I had reminded her a couple of days before because she also came along to the social voluntary group she used to run but that her daughter has since taken over, but still she forgot. Because her daughter and her don't get on, her daughter hadn't reminded her either.
As if that wasn't bad enough, she then started criticising the club, saying how awful the tea was (I make it!!) and in fact how everything was terrible except the performer. My friend had made an effort with decor etc that week for VE Day and people had dressed up even. I didn't take it that seriously but it did make me think.
Really I don't want to go back to either the cleaning or the club. I know people can change for the worse in temperament as they get older (my grandad became aggressive as he aged with dementia) but she was really quite horrid and has been difficult in the past. She even said "I don't want YOU twice in one week' when I offered to come the day before I went away so her house would still be cleaned twice in two weeks!

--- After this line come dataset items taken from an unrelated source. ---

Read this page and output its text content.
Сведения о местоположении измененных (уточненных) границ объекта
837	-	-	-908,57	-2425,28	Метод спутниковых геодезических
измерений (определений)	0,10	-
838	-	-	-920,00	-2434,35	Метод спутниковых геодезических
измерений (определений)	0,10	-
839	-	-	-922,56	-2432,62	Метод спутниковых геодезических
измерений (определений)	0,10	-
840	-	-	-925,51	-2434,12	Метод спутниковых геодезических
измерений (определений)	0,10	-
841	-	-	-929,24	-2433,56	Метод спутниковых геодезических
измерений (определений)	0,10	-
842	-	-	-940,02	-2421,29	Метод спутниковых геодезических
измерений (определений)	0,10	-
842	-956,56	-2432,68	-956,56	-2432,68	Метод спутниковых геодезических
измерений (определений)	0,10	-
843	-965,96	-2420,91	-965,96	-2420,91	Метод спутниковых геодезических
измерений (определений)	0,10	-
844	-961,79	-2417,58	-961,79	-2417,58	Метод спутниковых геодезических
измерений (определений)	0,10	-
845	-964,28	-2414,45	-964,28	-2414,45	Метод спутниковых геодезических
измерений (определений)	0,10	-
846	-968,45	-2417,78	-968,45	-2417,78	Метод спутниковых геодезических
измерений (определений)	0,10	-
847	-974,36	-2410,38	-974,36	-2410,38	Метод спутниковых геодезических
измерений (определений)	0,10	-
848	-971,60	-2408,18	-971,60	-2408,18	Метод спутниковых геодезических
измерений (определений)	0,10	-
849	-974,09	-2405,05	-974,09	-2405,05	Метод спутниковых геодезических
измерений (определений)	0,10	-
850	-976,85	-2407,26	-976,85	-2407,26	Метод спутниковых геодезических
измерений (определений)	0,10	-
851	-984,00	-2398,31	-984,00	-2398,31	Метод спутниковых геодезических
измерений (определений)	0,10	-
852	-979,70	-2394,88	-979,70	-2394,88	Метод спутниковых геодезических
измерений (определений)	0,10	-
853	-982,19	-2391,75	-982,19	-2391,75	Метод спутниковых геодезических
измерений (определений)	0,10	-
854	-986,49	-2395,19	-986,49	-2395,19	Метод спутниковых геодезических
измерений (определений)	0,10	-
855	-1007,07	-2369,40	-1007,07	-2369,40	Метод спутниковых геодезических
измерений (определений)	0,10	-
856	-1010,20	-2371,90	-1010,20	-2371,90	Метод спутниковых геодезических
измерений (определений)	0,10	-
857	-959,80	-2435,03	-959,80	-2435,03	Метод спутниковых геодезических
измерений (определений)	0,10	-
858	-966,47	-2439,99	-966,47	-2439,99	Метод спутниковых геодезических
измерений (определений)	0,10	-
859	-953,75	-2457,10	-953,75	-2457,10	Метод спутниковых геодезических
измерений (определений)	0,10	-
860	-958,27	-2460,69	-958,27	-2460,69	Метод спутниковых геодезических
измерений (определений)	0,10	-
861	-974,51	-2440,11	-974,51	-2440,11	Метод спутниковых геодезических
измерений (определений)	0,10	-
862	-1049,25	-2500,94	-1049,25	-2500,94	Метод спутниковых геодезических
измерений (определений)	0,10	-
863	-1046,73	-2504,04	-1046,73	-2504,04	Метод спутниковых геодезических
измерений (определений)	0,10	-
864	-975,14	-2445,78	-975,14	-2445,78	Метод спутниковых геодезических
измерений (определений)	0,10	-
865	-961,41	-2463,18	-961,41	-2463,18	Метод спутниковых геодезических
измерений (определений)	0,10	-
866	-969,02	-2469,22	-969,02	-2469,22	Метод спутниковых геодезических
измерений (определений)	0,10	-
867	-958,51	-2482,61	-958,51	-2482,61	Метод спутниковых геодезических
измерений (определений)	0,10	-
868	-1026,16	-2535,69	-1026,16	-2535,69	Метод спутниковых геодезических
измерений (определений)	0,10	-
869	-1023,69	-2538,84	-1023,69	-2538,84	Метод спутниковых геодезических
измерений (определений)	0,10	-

The club I feel I kind of got drafted into. I help set it up which involves putting out twenty or thirty chairs and moving tables, I make the tea and wash and tidy up after. It's unpaid labour really particularly given that my friend who runs it has amassed a grand off people which she's not putting back in to it. To top it off, the other lady I'm supposed to do it with is lazy and often just leaves me to it! I do challenge her but I really can't be bothered with it over and over again. She's old and I think she just volunteers to get in your free to socialise with people her age. I'm also quite a few years younger than most of them and often think volunteering at more of a main stream organisation would be better if anything.
What would you do? I feel like I'd be letting down my friend but I also don't really want to continue either. Should I make something up or give a date I can do them til? My sister lives in Brighton and I was thinking of saying something like she's asked me to babysit Fridays and Saturdays each week which will mean I won't have time to do either job). My partner is disabled so I could say I'm not having time to do both mine and his housework and look after our dog which is actually kind of true.

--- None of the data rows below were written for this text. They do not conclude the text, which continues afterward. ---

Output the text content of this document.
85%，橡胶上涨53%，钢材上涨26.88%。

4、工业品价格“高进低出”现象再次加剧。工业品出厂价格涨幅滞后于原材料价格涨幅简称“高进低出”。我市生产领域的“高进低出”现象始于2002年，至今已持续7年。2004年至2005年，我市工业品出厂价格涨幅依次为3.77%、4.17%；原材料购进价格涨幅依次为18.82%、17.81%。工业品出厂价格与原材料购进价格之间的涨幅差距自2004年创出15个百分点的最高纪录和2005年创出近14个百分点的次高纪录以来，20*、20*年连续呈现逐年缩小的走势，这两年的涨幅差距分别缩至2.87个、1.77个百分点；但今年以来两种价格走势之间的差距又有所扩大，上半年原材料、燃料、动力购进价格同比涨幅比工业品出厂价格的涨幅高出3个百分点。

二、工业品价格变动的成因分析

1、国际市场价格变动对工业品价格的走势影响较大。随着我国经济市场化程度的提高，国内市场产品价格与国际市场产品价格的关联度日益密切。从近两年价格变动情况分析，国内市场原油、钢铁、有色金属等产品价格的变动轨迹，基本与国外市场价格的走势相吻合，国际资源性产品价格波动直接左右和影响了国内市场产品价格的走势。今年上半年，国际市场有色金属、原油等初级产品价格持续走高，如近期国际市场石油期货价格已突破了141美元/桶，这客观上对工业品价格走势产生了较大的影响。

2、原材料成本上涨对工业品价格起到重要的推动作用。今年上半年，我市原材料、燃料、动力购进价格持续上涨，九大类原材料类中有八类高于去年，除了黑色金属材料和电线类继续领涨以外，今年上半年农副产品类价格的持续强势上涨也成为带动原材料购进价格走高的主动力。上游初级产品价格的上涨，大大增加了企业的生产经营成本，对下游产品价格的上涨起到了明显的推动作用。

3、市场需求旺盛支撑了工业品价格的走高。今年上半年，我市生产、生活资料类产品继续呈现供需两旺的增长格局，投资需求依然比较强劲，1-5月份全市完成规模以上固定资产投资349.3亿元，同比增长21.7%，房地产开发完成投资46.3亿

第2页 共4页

I also have this lady's dog every other Friday and Saturday while she works. She gives me petrol money to get her. I don't mind really doing this if it's the difference between her being shut up for ten hours a day and having some kind of care Though sometimes I feel a bit used. This lady owns a 4 bed house, has a caravan, 2 chalets, 2 vehicles, carers allowance and paid work at least two days a week one day for waitrose so surely she has money to pay someone to walk her dog!
I have put off talking to her about any of it so far because she was going away and then it's her birthday.
You might have read something similar a while ago. In response I did stop taking her dog out on weekdays, which I was doing also, but I carried on with the rest as I didn't have the heart to stop and wanted the extra money
I'm not in a contract so I can walk away but I want to do it without upsetting anyone! Thanks.